Doctors Warn About Challenges Ahead Of A 'Twindemic'
Health experts are worried a surge of flu and COVID-19 cases is ahead.
We’ve started fall and flu season is creeping in.
Symptoms for COVID-19 and the flu are almost identical, like body and muscle aches. One major difference, COVID-19 patients often lose smell or taste.
The same people are at high risk for both.
"The elderly, those with secondary medical conditions such as cardiovascular disease, high BMI," said Dr. Andrew Pekosz, virologist, professor and vice-chair of the Department of Molecular Microbiology & Immunology, and co-director of the Center of Excellence for Influenza Research and Surveillance at Johns Hopkins University.
Pekosz warns that patients with the flu may think they are infected with COVID-19, and search out tests for the coronavirus but not the flu, or vice versa. There might be an option for one test that combines results.
"Those tests are well, number one, they're a bit more expensive. And number two, they're not widely available yet," he said.
Medical institutions and some companies are trying to pair flu and COVID-19 testing, so they can test one sample at the same time. But there is concern testing access issues will make diagnosing either virus more challenging.
The flu season is wrapping up in the southern hemisphere, and cases were down this year. But doctors say that isn’t a fail-safe for what we can expect in the U.S.
"That doesn't diminish the need to go and get an influenza vaccination to try to limit influenza disease here in the Northern Hemisphere," Pekosz said.
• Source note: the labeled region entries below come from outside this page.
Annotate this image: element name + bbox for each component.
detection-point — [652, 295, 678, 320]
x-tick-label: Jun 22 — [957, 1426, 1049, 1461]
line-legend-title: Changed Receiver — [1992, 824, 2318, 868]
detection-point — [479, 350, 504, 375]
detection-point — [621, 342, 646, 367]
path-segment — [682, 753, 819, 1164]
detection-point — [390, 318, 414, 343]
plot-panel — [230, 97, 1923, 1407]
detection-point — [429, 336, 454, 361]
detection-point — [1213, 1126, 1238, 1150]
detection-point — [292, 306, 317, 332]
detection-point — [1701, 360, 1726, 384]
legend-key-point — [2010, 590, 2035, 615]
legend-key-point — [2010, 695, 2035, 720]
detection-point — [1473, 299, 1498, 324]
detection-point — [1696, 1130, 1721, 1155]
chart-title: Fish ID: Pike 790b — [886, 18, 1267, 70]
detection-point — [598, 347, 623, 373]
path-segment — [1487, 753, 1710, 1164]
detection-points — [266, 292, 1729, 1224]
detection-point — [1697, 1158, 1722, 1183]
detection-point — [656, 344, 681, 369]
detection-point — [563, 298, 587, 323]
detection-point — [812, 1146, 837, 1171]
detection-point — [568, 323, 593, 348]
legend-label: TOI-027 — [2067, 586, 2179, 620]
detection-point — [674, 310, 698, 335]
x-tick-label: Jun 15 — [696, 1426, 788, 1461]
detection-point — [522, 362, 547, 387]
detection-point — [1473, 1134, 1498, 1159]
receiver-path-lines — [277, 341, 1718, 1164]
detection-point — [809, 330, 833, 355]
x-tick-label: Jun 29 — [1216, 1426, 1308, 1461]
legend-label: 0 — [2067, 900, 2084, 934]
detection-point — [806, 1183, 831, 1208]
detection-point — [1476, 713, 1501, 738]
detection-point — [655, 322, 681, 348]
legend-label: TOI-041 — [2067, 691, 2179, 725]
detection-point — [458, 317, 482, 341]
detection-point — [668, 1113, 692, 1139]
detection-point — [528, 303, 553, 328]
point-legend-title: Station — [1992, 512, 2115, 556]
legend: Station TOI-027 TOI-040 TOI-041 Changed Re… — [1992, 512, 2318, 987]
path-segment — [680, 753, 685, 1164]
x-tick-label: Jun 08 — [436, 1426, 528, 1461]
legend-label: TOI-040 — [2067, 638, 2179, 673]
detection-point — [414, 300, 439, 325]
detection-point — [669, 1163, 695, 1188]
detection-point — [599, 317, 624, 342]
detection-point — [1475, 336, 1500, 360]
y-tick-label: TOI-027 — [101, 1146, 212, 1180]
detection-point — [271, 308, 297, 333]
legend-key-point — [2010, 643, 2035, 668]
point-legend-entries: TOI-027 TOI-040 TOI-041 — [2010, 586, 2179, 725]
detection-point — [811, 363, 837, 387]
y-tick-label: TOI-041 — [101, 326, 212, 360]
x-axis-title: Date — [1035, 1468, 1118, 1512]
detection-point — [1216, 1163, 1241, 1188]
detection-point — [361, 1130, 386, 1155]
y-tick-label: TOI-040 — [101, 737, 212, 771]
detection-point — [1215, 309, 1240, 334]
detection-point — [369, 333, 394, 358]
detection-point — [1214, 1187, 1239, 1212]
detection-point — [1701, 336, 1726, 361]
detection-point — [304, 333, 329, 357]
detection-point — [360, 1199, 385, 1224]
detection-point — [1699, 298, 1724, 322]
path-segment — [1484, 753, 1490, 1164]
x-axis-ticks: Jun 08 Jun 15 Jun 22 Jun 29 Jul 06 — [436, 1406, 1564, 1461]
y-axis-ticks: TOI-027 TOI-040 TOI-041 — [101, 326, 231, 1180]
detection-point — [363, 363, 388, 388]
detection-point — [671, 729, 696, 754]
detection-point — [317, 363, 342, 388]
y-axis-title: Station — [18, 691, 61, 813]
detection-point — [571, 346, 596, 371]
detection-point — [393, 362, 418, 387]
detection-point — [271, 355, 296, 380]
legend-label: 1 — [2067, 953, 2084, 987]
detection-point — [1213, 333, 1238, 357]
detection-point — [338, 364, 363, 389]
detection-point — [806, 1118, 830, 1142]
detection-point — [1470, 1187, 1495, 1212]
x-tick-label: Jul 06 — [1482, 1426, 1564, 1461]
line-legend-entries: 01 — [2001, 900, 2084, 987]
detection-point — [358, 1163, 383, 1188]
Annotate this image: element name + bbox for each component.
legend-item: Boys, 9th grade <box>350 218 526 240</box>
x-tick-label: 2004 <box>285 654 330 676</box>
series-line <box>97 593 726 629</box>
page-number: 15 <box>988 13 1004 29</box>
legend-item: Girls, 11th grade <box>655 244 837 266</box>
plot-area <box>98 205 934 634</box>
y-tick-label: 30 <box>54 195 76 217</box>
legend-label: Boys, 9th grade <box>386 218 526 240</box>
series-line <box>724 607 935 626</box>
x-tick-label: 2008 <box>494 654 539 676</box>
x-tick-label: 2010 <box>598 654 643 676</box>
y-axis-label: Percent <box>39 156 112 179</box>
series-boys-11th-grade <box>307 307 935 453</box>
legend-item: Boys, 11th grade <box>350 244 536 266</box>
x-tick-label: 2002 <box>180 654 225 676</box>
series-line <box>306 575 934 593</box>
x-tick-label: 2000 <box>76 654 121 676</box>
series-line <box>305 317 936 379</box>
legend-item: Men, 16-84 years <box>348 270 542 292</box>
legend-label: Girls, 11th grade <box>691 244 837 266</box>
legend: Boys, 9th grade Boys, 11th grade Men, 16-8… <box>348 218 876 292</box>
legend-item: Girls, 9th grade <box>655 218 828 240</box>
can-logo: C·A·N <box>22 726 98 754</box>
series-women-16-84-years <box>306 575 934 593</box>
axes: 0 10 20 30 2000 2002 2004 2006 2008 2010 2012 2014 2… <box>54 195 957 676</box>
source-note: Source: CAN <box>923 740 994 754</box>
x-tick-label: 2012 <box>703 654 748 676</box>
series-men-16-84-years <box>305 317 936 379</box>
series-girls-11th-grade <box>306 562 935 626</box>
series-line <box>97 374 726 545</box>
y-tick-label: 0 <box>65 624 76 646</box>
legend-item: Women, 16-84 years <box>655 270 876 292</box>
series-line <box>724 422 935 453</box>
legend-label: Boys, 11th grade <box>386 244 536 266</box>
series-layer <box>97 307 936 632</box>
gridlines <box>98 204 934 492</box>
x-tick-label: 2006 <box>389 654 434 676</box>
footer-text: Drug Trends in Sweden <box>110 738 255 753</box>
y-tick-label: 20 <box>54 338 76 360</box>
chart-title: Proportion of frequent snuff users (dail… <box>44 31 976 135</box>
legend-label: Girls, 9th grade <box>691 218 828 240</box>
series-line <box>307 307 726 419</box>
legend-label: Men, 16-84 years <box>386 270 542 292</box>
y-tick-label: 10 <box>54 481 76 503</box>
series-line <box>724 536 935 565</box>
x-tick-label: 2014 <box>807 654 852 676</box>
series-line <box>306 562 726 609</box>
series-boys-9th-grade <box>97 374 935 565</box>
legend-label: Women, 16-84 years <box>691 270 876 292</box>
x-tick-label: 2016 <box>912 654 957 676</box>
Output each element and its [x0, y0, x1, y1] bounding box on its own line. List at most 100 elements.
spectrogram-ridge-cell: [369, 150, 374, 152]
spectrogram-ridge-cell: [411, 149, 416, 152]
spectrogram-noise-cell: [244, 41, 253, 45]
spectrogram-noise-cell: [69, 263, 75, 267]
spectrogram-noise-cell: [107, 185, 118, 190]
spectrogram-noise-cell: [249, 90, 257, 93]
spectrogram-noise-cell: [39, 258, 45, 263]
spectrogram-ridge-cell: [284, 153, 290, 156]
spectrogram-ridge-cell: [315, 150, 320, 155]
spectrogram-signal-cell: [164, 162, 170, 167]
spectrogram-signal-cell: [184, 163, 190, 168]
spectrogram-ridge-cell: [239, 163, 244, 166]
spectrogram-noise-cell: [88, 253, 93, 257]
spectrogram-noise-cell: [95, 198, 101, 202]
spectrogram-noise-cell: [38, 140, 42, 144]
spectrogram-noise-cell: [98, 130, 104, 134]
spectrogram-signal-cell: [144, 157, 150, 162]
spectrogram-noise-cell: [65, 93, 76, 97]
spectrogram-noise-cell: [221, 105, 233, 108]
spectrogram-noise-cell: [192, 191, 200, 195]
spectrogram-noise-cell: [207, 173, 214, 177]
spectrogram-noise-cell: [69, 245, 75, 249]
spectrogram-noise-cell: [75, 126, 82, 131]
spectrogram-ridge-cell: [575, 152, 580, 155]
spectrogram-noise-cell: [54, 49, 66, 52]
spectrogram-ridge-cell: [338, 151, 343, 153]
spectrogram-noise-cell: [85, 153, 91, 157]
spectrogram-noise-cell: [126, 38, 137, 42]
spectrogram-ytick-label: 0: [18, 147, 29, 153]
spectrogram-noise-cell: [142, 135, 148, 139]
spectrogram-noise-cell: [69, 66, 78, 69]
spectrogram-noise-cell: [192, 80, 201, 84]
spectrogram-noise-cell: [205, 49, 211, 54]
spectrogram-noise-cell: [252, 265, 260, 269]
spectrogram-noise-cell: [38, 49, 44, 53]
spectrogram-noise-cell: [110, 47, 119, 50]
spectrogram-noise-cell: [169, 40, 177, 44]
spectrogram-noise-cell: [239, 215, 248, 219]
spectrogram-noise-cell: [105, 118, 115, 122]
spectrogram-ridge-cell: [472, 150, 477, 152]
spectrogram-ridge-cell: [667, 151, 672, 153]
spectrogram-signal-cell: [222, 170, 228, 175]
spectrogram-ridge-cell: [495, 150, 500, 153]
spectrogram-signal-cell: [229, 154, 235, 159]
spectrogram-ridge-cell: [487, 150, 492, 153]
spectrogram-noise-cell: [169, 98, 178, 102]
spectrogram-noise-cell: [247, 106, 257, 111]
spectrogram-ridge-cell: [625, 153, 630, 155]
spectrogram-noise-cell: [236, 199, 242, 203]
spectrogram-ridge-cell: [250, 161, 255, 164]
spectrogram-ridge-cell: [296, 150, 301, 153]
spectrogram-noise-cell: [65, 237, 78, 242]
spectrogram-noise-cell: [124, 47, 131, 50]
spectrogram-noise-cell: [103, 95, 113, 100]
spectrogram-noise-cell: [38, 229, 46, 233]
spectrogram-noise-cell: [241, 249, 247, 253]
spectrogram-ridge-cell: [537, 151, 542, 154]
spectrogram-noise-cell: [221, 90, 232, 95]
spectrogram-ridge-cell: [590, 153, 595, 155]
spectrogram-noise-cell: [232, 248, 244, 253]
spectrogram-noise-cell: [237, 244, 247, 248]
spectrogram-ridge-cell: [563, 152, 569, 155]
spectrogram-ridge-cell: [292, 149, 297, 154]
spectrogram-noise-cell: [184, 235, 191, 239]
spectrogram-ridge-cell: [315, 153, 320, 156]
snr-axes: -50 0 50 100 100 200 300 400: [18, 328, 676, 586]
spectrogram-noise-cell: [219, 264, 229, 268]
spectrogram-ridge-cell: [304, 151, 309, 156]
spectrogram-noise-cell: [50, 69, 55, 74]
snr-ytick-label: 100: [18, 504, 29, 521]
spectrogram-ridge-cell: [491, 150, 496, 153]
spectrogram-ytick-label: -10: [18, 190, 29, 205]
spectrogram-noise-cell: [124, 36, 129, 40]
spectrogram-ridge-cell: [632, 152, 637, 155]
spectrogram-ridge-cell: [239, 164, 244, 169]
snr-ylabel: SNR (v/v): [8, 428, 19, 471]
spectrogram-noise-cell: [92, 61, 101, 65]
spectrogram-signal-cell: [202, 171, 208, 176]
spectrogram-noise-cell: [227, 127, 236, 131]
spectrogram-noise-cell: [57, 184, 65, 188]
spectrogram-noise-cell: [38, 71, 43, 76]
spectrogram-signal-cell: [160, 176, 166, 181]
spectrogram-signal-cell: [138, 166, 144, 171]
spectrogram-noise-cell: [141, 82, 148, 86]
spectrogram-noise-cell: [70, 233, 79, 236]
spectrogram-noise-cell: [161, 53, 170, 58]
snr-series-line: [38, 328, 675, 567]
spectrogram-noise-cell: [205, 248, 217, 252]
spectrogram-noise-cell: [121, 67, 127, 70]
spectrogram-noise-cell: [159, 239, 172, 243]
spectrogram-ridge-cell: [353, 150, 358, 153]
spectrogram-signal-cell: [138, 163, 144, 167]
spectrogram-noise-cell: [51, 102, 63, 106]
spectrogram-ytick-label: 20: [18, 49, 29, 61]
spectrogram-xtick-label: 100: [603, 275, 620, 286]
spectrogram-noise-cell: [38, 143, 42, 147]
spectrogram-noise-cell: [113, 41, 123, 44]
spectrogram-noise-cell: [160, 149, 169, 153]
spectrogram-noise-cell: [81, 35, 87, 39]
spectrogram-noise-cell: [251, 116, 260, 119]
"There is some potential that we won't see a terrible flu season, perhaps because people are practicing more social distancing, mask wearing," said Dr. Daniel Salmon, director of the Institute for Vaccine Safety at the Johns Hopkins Bloomberg School of Public Health and professor in the Department of International Health at the Bloomberg School.
So far, scientists have not seen a large number of co-infections — when someone gets the flu and COVID-19 at the same time.
"There is some data that we're concerned about, about co-infections, one virus causing an environment within your lungs that makes the other virus easier to infect. But again, much of that is speculation right now," Pekosz said.
For now experts are pushing flu shots, which about half the population gets each year. The American Medical Association has recommended getting a shot before Halloween.